Materials and Methods


Participants were recruited on-line via the Birkbeck/UCL SONA experimental participant portal or by personal invitation by the experimenter. Fifty-seven participants completed the experiment but of these only 42 met the inclusion criteria stated below (mean age = 29.26, age range = 18–64, female = 31). Participants were excluded from analysis if timings between trials were irregular, participants did not complete the doing task or respond to the watching task correctly on the majority of trials or the experiment ended before all trials were completed.

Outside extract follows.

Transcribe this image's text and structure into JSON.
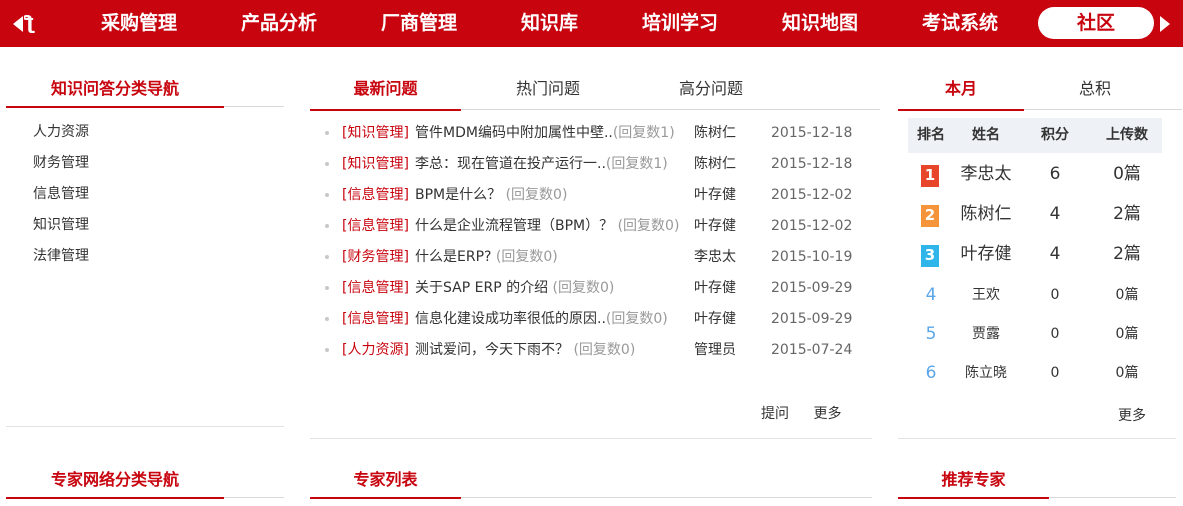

Participants took part in a card sorting game on-line. They were presented with 40 trials in which six playing cards were presented face-up in a semi-circle around two stacks (face-down cards with red-backs). See Figure 1A for layout of the display. Trials were divided into two blocks, 20 trials each. In one block participants were instructed to sort the cards onto the stacks in a specified order by dragging them with the mouse. This was the doing block. In the other block they were told to watch another participant (actually a computer simulation) complete the task according to the same rules and judge at the end of each trial if they completed the task correctly by clicking Yes/No. This was the watching block. Block order was counterbalanced across participants. There were three instruction conditions (1) pick up cards left to right and place on left stack (=color irrelevant); (2) pick up red cards and place on left stack then pick up black cards and place on left stack (=color only relevant during pick-up); (3) pick up red cards and place on left stack then pick up black cards and place on right stack (=color relevant during pick-up and placement). Instructions varied across participants but were the same across both doing and watching blocks for each participant. Therefore, the design was 2 (Task; Within subjects) × 3 (Instruction; Between subjects) mixed design.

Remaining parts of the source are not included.